The European Commission has opened an infringement proceeding against Romania following the recent turmoil with the telecoms regulator. The Romanian government's decision in 2008 first to remove the President of the national telecoms regulator and then, after a court ruling suspending this decision, to restructure and rename this authority represents, in the view of the European Commission, a serious violation of the regulator's independence.
EU Telecoms Commissioner Reding spoke yesterday morning on the phone with the recently appointed Romanian Minister for Communications and Information Technology, Mr. Gabriel Sandu, - who had inherited this issue from the previous government - to discuss how the current illegality of the legislation in Romania could be changed in conformity with the letter and the spirit of EU law.
"Independent national regulators are the backbone of the EU telecoms rules and are therefore central to fair regulation in Europe's single telecoms market," said EU Telecoms Commissioner Viviane Reding. "It is worrying to see the government of an EU Member State nullifying, in 2008, the effects of a court ruling, particularly as it is not the first time this has happened in Romania. It is against EU telecoms rules and challenges the very principle of the rule of law, upon which the EU is based. I call on the Romanian authorities to do their utmost to ensure the stability and independence of the telecoms regulator, both for legal certainty and for sound and fair regulation of the market. I offer my support and the advice of my services to the Romanian authorities, in particular to the new Minister Gabriel Sandu, to help bring its telecoms rules into line with EU law, so that it fully respects the independence of the telecoms regulator. For us, the issue is not this or that person, but that long-term, stable solutions are found to secure the independence of whoever is at the helm of the regulator."

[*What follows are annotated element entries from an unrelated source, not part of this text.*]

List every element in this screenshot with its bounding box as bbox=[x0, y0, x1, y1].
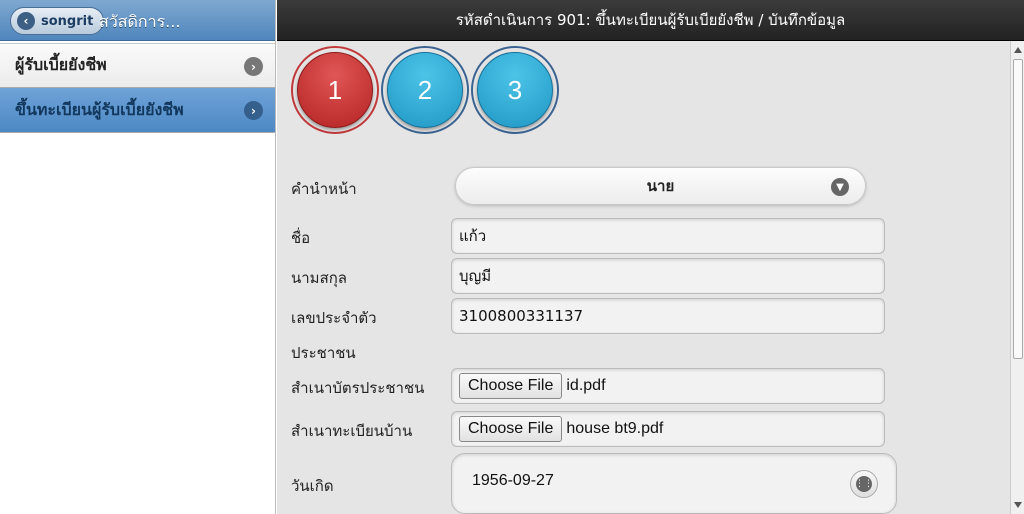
step-3[interactable]: 3 bbox=[471, 46, 559, 134]
first-name-label: ชื่อ bbox=[291, 229, 311, 247]
calendar-button[interactable]: ⋮⋮ bbox=[850, 470, 878, 498]
nav-item-beneficiaries[interactable]: ผู้รับเบี้ยยังชีพ › bbox=[0, 43, 275, 88]
step-2-label: 2 bbox=[387, 52, 463, 128]
prefix-select-value: นาย bbox=[646, 177, 675, 195]
scroll-thumb[interactable] bbox=[1013, 59, 1023, 359]
id-number-label: เลขประจำตัว bbox=[291, 309, 377, 327]
birth-date-label: วันเกิด bbox=[291, 477, 334, 495]
nav-item-register[interactable]: ขึ้นทะเบียนผู้รับเบี้ยยังชีพ › bbox=[0, 88, 275, 133]
id-copy-file-input: Choose File id.pdf bbox=[451, 368, 885, 404]
chevron-right-icon: › bbox=[244, 101, 263, 120]
chevron-left-icon: ‹ bbox=[17, 12, 35, 30]
calendar-grid-icon: ⋮⋮ bbox=[855, 476, 873, 492]
step-3-label: 3 bbox=[477, 52, 553, 128]
left-panel: ‹ songrit สวัสดิการ... ผู้รับเบี้ยยังชีพ… bbox=[0, 0, 276, 514]
scroll-down-icon[interactable] bbox=[1014, 502, 1022, 508]
id-copy-file-name: id.pdf bbox=[566, 377, 606, 394]
scroll-up-icon[interactable] bbox=[1014, 47, 1022, 53]
chevron-down-icon: ▼ bbox=[831, 178, 849, 196]
house-copy-file-input: Choose File house bt9.pdf bbox=[451, 411, 885, 447]
first-name-field[interactable]: แก้ว bbox=[451, 218, 885, 254]
id-copy-choose-file-button[interactable]: Choose File bbox=[459, 373, 563, 399]
last-name-label: นามสกุล bbox=[291, 269, 347, 287]
birth-date-field[interactable]: 1956-09-27 ⋮⋮ bbox=[451, 453, 897, 514]
step-1-label: 1 bbox=[297, 52, 373, 128]
id-number-label-line2: ประชาชน bbox=[291, 344, 356, 362]
greeting-title: สวัสดิการ... bbox=[99, 12, 181, 31]
birth-date-value: 1956-09-27 bbox=[472, 472, 554, 489]
nav-item-label: ขึ้นทะเบียนผู้รับเบี้ยยังชีพ bbox=[15, 99, 184, 119]
vertical-scrollbar[interactable] bbox=[1010, 41, 1024, 514]
house-copy-choose-file-button[interactable]: Choose File bbox=[459, 416, 563, 442]
step-2[interactable]: 2 bbox=[381, 46, 469, 134]
step-indicator: 1 2 3 bbox=[291, 46, 559, 134]
house-copy-label: สำเนาทะเบียนบ้าน bbox=[291, 422, 413, 440]
id-number-field[interactable]: 3100800331137 bbox=[451, 298, 885, 334]
prefix-select[interactable]: นาย ▼ bbox=[455, 167, 866, 205]
nav-item-label: ผู้รับเบี้ยยังชีพ bbox=[15, 55, 107, 74]
back-button[interactable]: ‹ songrit bbox=[10, 7, 105, 35]
main-panel: รหัสดำเนินการ 901: ขึ้นทะเบียนผู้รับเบีย… bbox=[277, 0, 1024, 514]
back-button-label: songrit bbox=[41, 13, 94, 29]
page-title: รหัสดำเนินการ 901: ขึ้นทะเบียนผู้รับเบีย… bbox=[277, 0, 1024, 41]
id-copy-label: สำเนาบัตรประชาชน bbox=[291, 379, 425, 397]
step-1[interactable]: 1 bbox=[291, 46, 379, 134]
left-header: ‹ songrit สวัสดิการ... bbox=[0, 0, 275, 41]
prefix-label: คำนำหน้า bbox=[291, 180, 357, 198]
house-copy-file-name: house bt9.pdf bbox=[566, 420, 664, 437]
last-name-field[interactable]: บุญมี bbox=[451, 258, 885, 294]
chevron-right-icon: › bbox=[244, 57, 263, 76]
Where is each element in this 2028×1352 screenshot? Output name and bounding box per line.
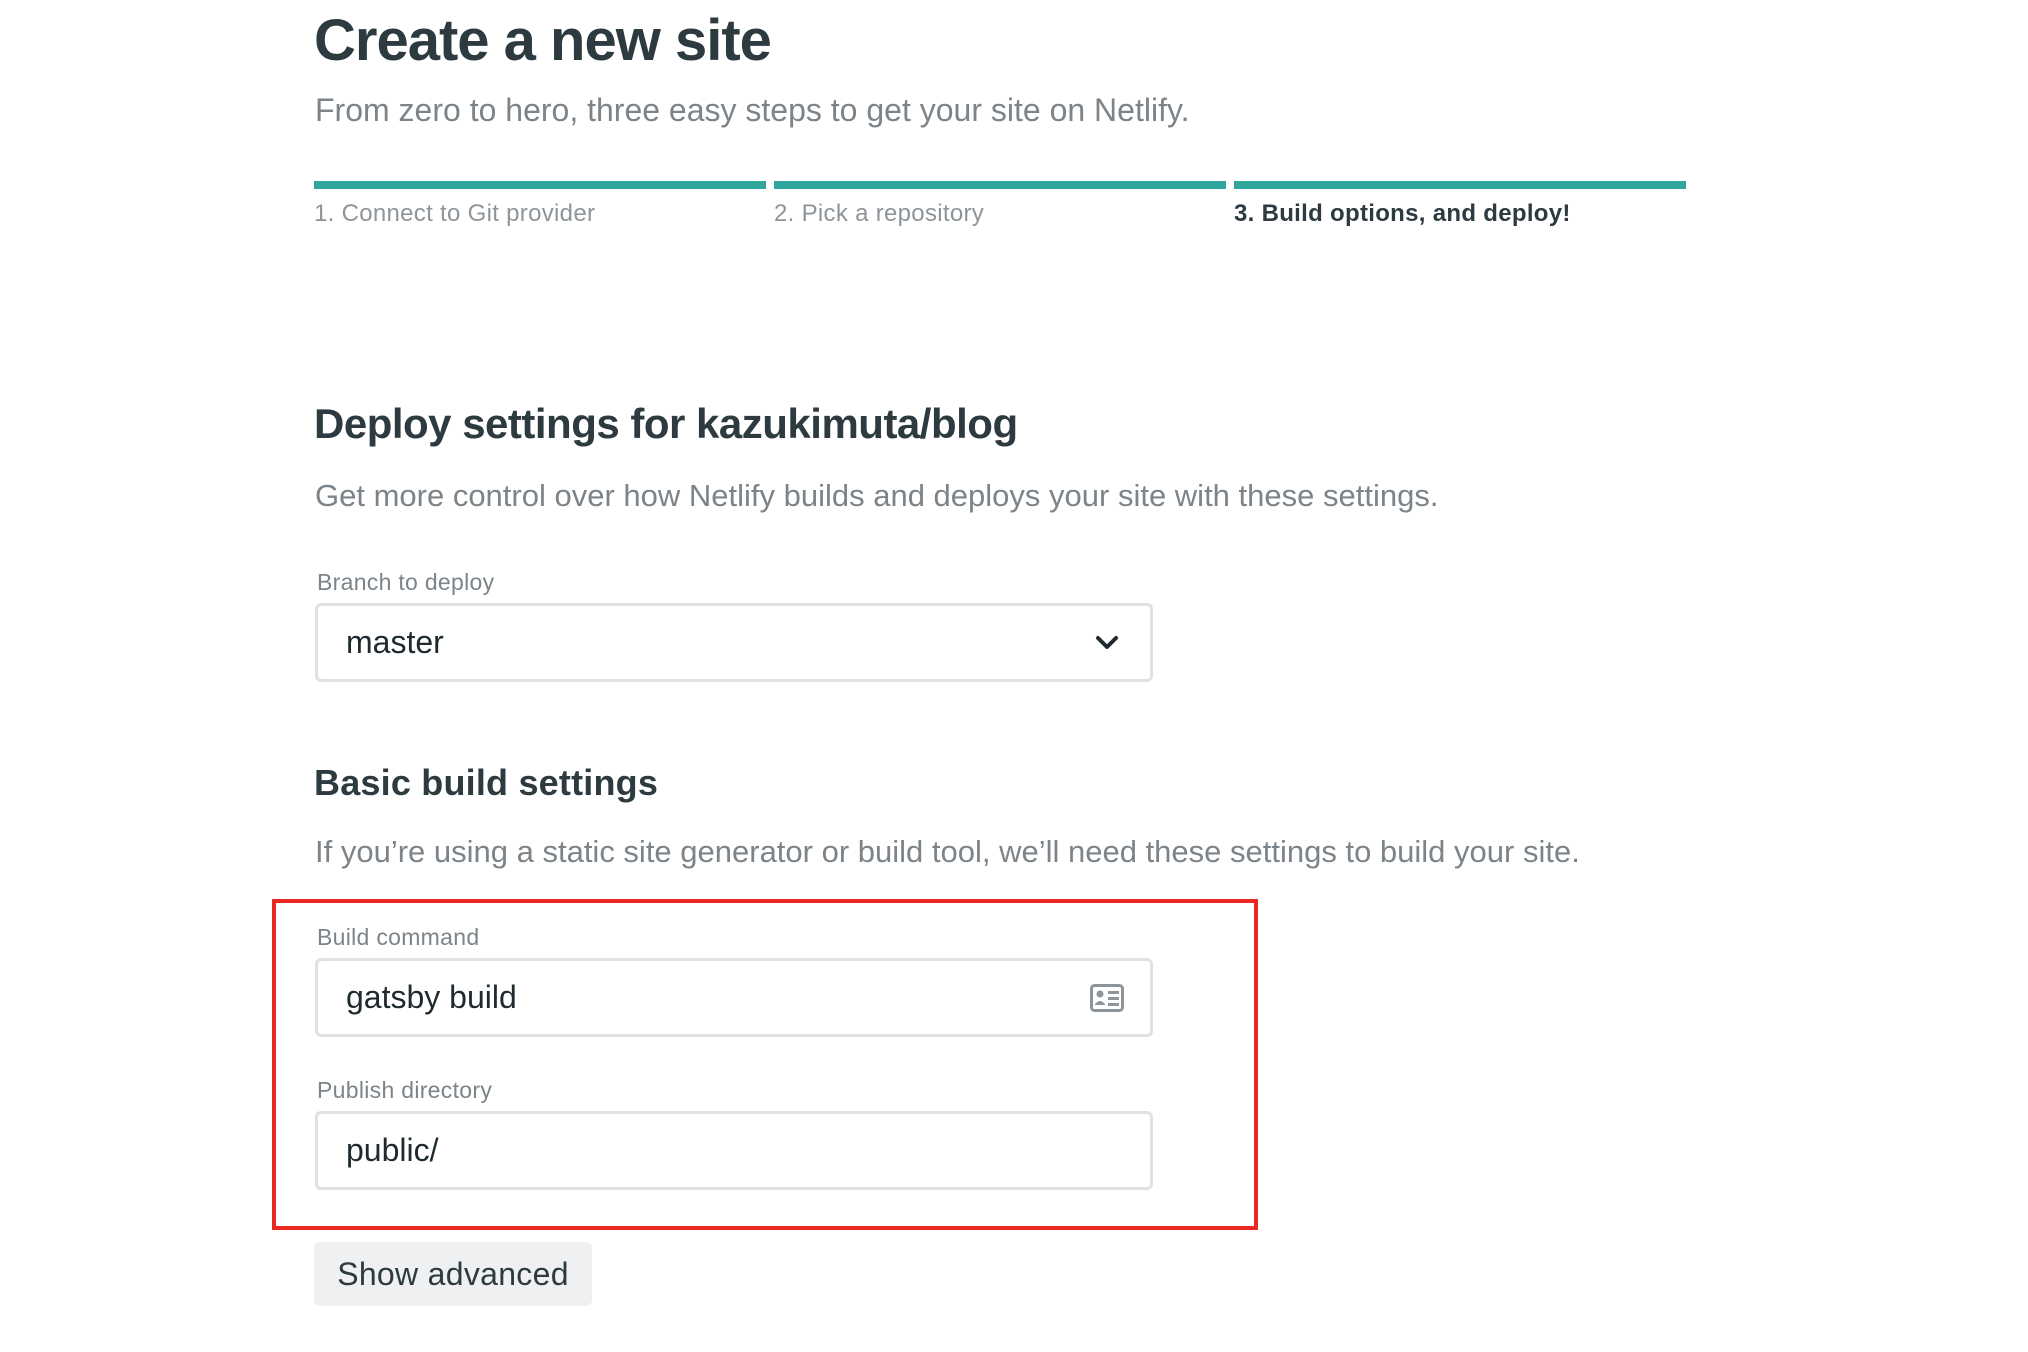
deploy-settings-description: Get more control over how Netlify builds… (315, 478, 1439, 513)
show-advanced-button[interactable]: Show advanced (314, 1242, 592, 1306)
step-connect-git[interactable]: 1. Connect to Git provider (314, 181, 766, 228)
basic-build-title: Basic build settings (314, 762, 659, 803)
step-label: 3. Build options, and deploy! (1234, 200, 1571, 227)
branch-select[interactable]: master (315, 603, 1153, 682)
step-progress: 1. Connect to Git provider 2. Pick a rep… (314, 181, 1694, 241)
publish-directory-input[interactable]: public/ (315, 1111, 1153, 1190)
page-title: Create a new site (314, 8, 772, 73)
chevron-down-icon (1092, 628, 1122, 658)
build-command-value: gatsby build (346, 979, 517, 1015)
publish-directory-value: public/ (346, 1132, 439, 1168)
build-command-label: Build command (317, 924, 480, 950)
branch-label: Branch to deploy (317, 569, 495, 595)
deploy-settings-title: Deploy settings for kazukimuta/blog (314, 400, 1018, 447)
basic-build-description: If you’re using a static site generator … (315, 834, 1580, 869)
step-pick-repository[interactable]: 2. Pick a repository (774, 181, 1226, 228)
publish-directory-label: Publish directory (317, 1077, 493, 1103)
step-build-deploy: 3. Build options, and deploy! (1234, 181, 1686, 228)
create-site-page: Create a new site From zero to hero, thr… (0, 0, 2028, 1352)
step-bar (1234, 181, 1686, 189)
step-bar (314, 181, 766, 189)
contact-card-icon[interactable] (1090, 983, 1124, 1012)
branch-select-value: master (346, 624, 444, 660)
step-label: 2. Pick a repository (774, 200, 985, 227)
page-subtitle: From zero to hero, three easy steps to g… (315, 92, 1190, 128)
build-command-input[interactable]: gatsby build (315, 958, 1153, 1037)
step-label: 1. Connect to Git provider (314, 200, 596, 227)
step-bar (774, 181, 1226, 189)
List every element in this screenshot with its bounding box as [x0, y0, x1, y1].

In September 2008, the Bucharest Court of Appeal suspended the decision taken by Romania's Prime Minister one month earlier to replace the President of Romania's telecoms regulator. Following the court's decision, the regulator's president should have been reinstalled in his position. However, the court ruling was not enforced because the Romanian government adopted emergency legislation, on the same day this ruling was made public, thereby restructuring and renaming the national regulator and appointing a new President. This deprived the court ruling of its effect.
The Commission sent two administrative letters, on 19 September and 14 October 2008, to bring the seriousness of the case to the attention of the Romanian government. However, no satisfactory response to these letters has been given. The Commission therefore has sent now a letter of formal notice to Romania, the first stage of an infringement proceeding under Article 226 of the EC Treaty.
For the Commission, it is of crucial importance to avoid another hasty restructuring of Romania's telecoms regulator and to find a more sustainable institutional solution fully reflecting the letter and the spirit of EU rules on the independence of regulators.
Already in 2006, right before Romania's accession to the EU, the Government reorganised the Regulatory Authority through emergency legislation preventing the enforcement of a court ruling imposing the reinstallation of the Regulator's president removed by the Prime Minister in 2005.